Vision breaks the text ceiling
Vision is the next layer, and it’s the one that breaks the ceiling. A coding agent can do anything you can express as a script. It still can’t do the thing a temp does on their first morning: look at an unfamiliar screen, find the button that says “Approve,” and click it. Plenty of software offers no API, no command line, and no clean way in except the pixels a person stares at. When an agent can read a screen the way it reads a file, the reachable surface stops being “everything programmable” and becomes “everything visible.” That’s a far larger number. It includes the legacy desktop app the finance team won’t give up, the internal tool nobody documented, and the vendor portal that ships no integration on purpose.
Vision doesn’t replace the coding layer. It extends that layer to the parts of the computer we never bothered to make programmable, because the only user was ever a human with eyes. You can read the order of operations in how the labs are moving. Coding first, because it’s the cheapest and most reliable way to reach the programmable majority of tasks. Vision second, because it’s harder and the models aren’t quite there, but it’s the only path to the rest. The endpoint isn’t a smarter autocomplete. It’s an agent that operates a computer the way you do, through whatever interface happens to be in front of it.

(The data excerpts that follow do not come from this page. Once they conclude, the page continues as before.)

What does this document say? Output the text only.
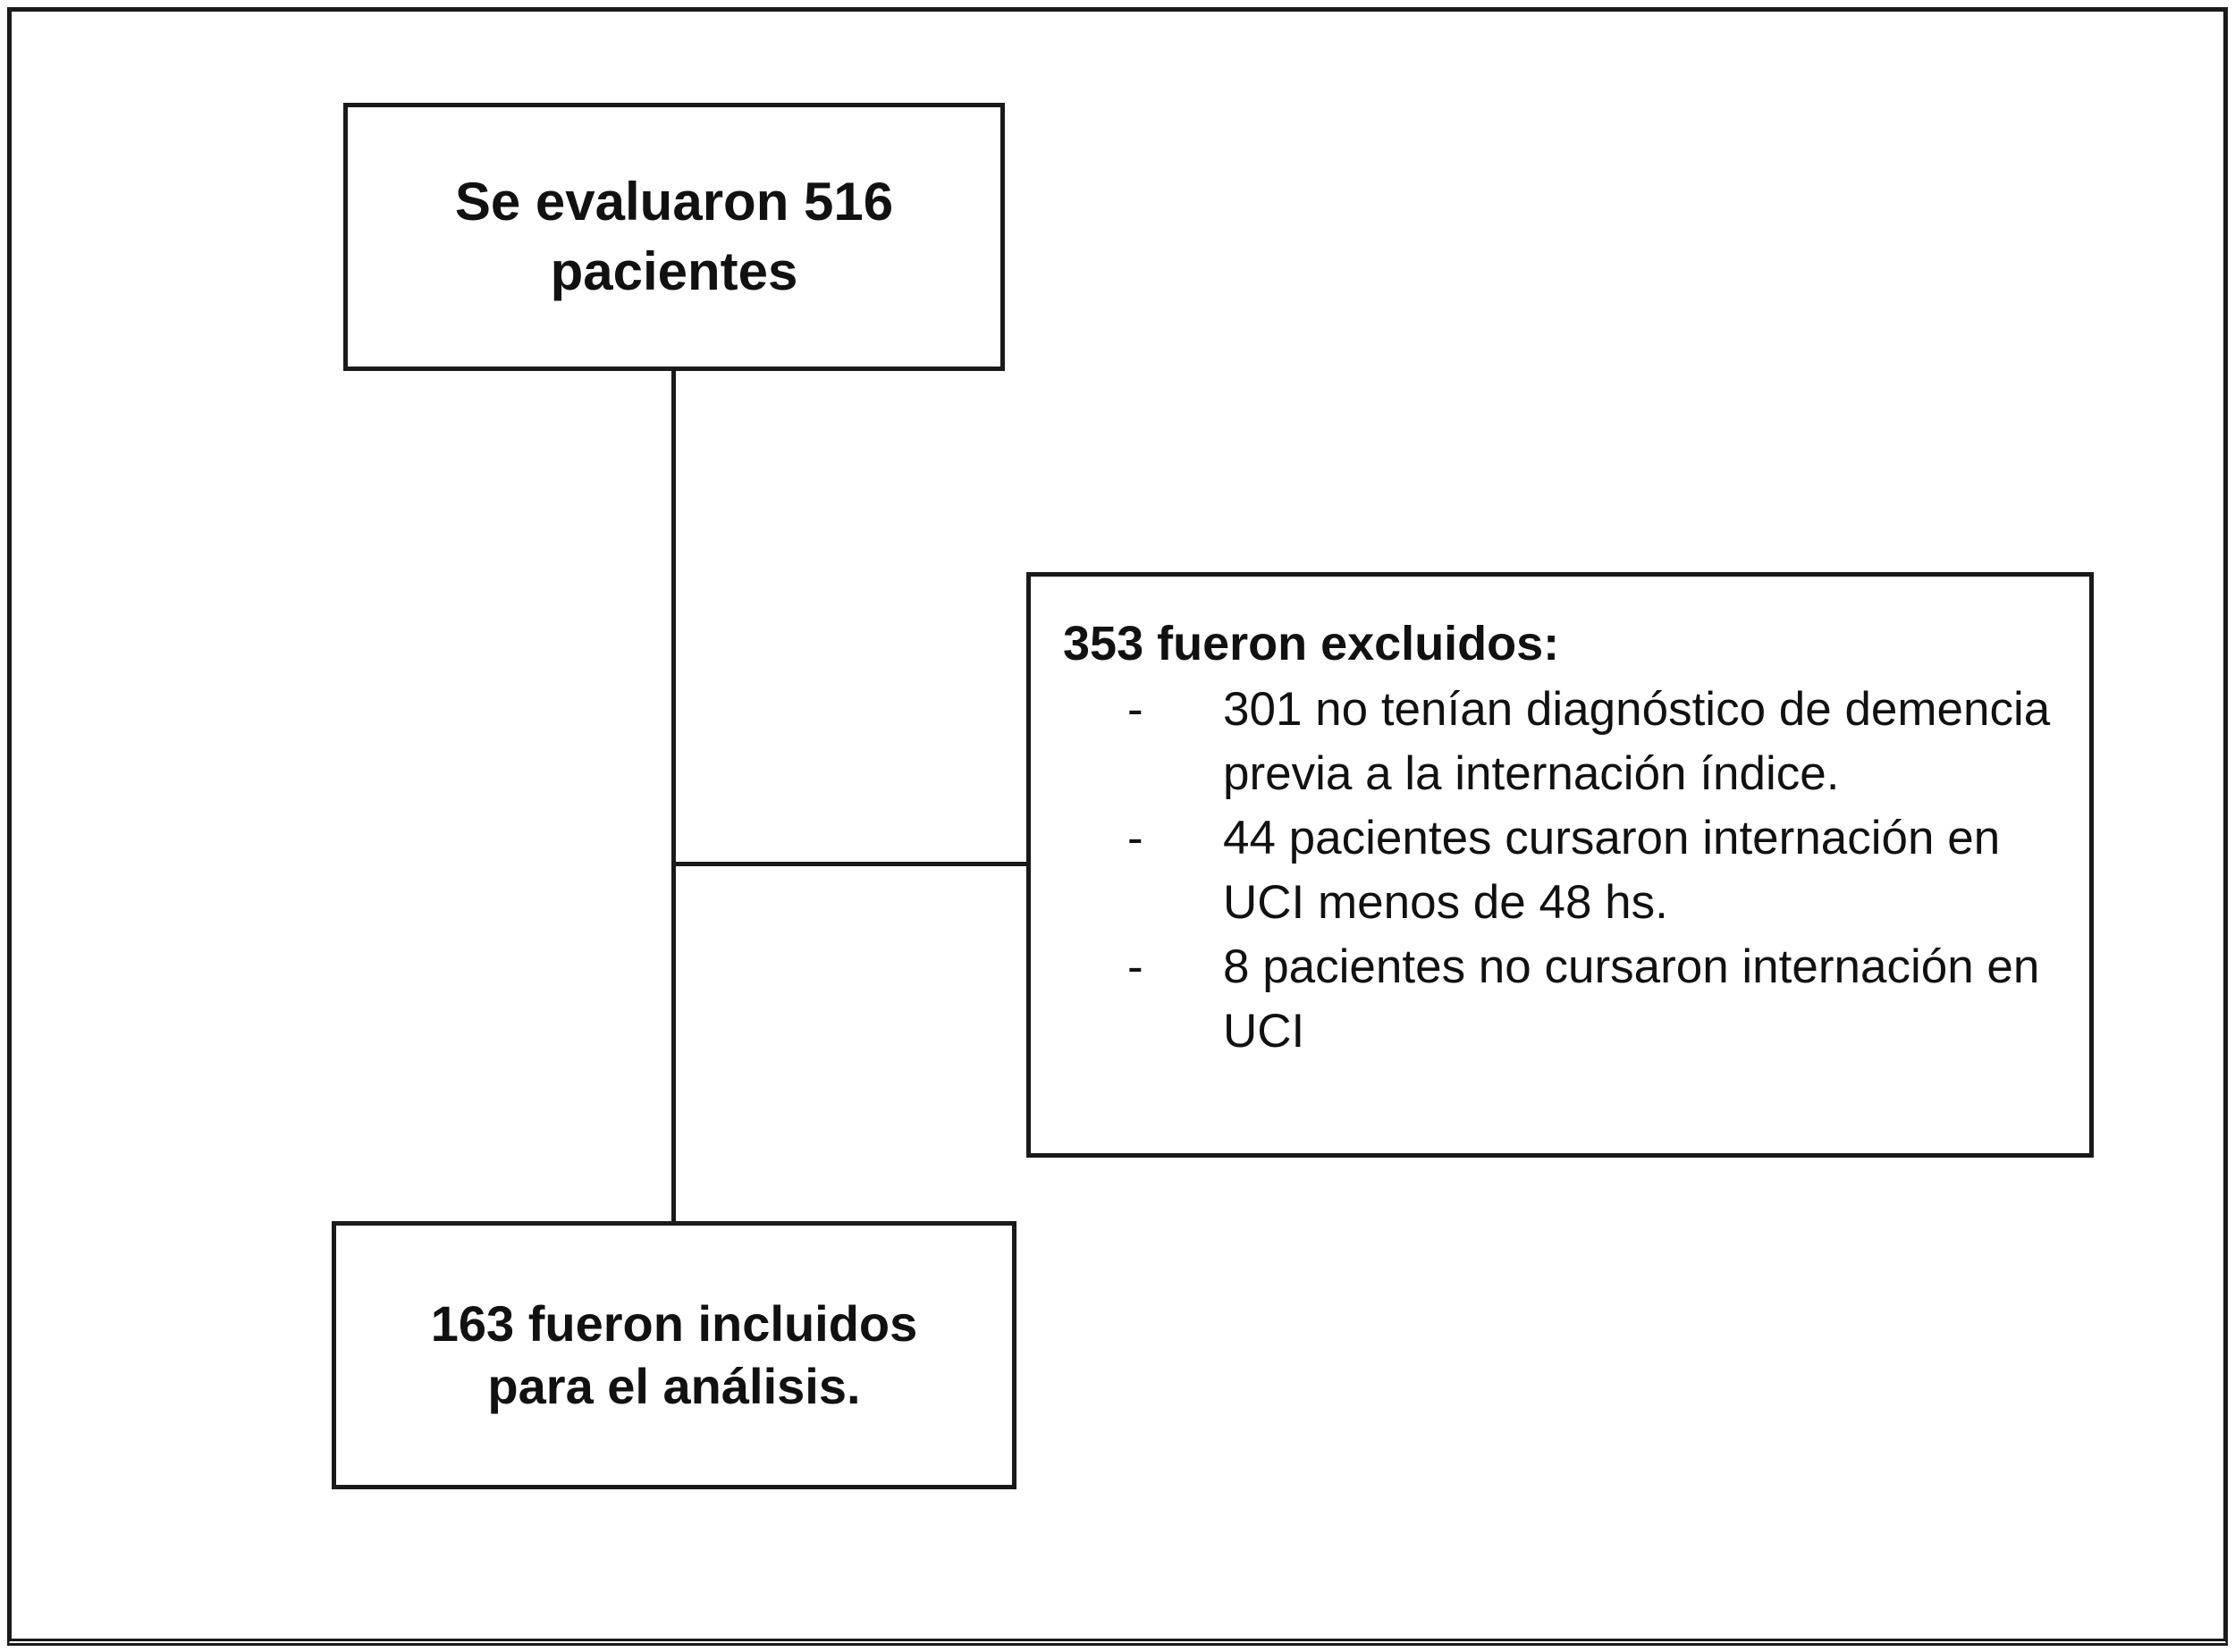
Se evaluaron 516

pacientes

353 fueron excluidos:

-	301 no tenían diagnóstico de demencia previa a la internación índice.
-	44 pacientes cursaron internación en UCI menos de 48 hs.
-	8 pacientes no cursaron internación en UCI

163 fueron incluidos

para el análisis.
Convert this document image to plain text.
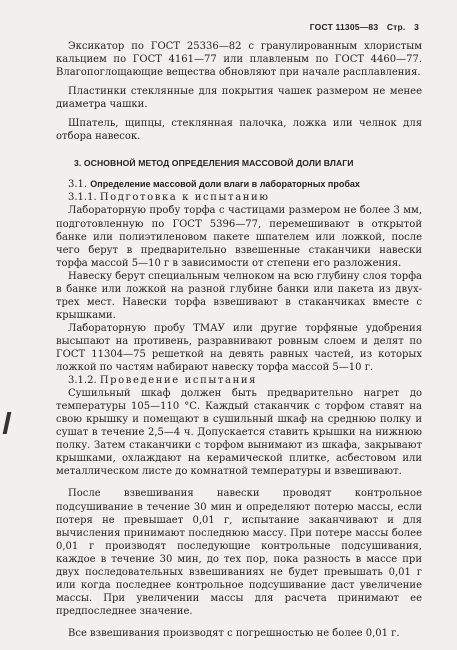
ГОСТ 11305—83 Стр. 3

Эксикатор по ГОСТ 25336—82 с гранулированным хлористым кальцием по ГОСТ 4161—77 или плавленым по ГОСТ 4460—77. Влагопоглощающие вещества обновляют при начале расплавления.

Пластинки стеклянные для покрытия чашек размером не менее диаметра чашки.

Шпатель, щипцы, стеклянная палочка, ложка или челнок для отбора навесок.

3. ОСНОВНОЙ МЕТОД ОПРЕДЕЛЕНИЯ МАССОВОЙ ДОЛИ ВЛАГИ

3.1. Определение массовой доли влаги в лабораторных пробах

3.1.1. Подготовка к испытанию

Лабораторную пробу торфа с частицами размером не более 3 мм, подготовленную по ГОСТ 5396—77, перемешивают в открытой банке или полиэтиленовом пакете шпателем или ложкой, после чего берут в предварительно взвешенные стаканчики навески торфа массой 5—10 г в зависимости от степени его разложения.

Навеску берут специальным челноком на всю глубину слоя торфа в банке или ложкой на разной глубине банки или пакета из двух-трех мест. Навески торфа взвешивают в стаканчиках вместе с крышками.

Лабораторную пробу ТМАУ или другие торфяные удобрения высыпают на противень, разравнивают ровным слоем и делят по ГОСТ 11304—75 решеткой на девять равных частей, из которых ложкой по частям набирают навеску торфа массой 5—10 г.

3.1.2. Проведение испытания

Сушильный шкаф должен быть предварительно нагрет до температуры 105—110 °С. Каждый стаканчик с торфом ставят на свою крышку и помещают в сушильный шкаф на среднюю полку и сушат в течение 2,5—4 ч. Допускается ставить крышки на нижнюю полку. Затем стаканчики с торфом вынимают из шкафа, закрывают крышками, охлаждают на керамической плитке, асбестовом или металлическом листе до комнатной температуры и взвешивают.

После взвешивания навески проводят контрольное подсушивание в течение 30 мин и определяют потерю массы, если потеря не превышает 0,01 г, испытание заканчивают и для вычисления принимают последнюю массу. При потере массы более 0,01 г производят последующие контрольные подсушивания, каждое в течение 30 мин, до тех пор, пока разность в массе при двух последовательных взвешиваниях не будет превышать 0,01 г или когда последнее контрольное подсушивание даст увеличение массы. При увеличении массы для расчета принимают ее предпоследнее значение.

Все взвешивания производят с погрешностью не более 0,01 г.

What this means for what you build
This should change what you build. The instinct, when a new capability appears, is to wrap it. Put a clean interface on the coding agent, add a few buttons, and ship a product. But look at what the agents are converging toward. They’re learning to use the computer directly, the same surfaces a person uses. The wrapper you build to sit between the agent and the work is the exact thing the next model release makes unnecessary. We used to add value by being the friendly layer over a hard system. The friendly layer is now the thing getting automated.
What survives is the opposite of a wrapper. It’s whatever makes the underlying surface richer for an agent that’s already standing on it. If your software is the system of record, the durable move is making it something an agent can read and act on cleanly, not bolting an AI button onto the screens you already have. If your value is locked inside documents, the play isn’t a chatbot stretched over them; it’s turning those documents into context an agent can trust. The labs are handing every builder a worker who already uses a command line and will soon use a screen. The work left for the rest of us isn’t building the worker. It’s making sure that when the worker shows up, the thing it needs to touch is ready to be touched.
This is why the coding agent is a bigger deal than it looks, and why reading it as a tool for programmers misses the point. Code was never the territory. It’s the road: paved, already running almost everywhere, and the few places it can’t reach are the places vision is being built to cover. If you’re deciding where to spend the next two years, don’t spend them smoothing the on-ramp to that road. Build the destination worth driving to, and make sure an agent can get in the door.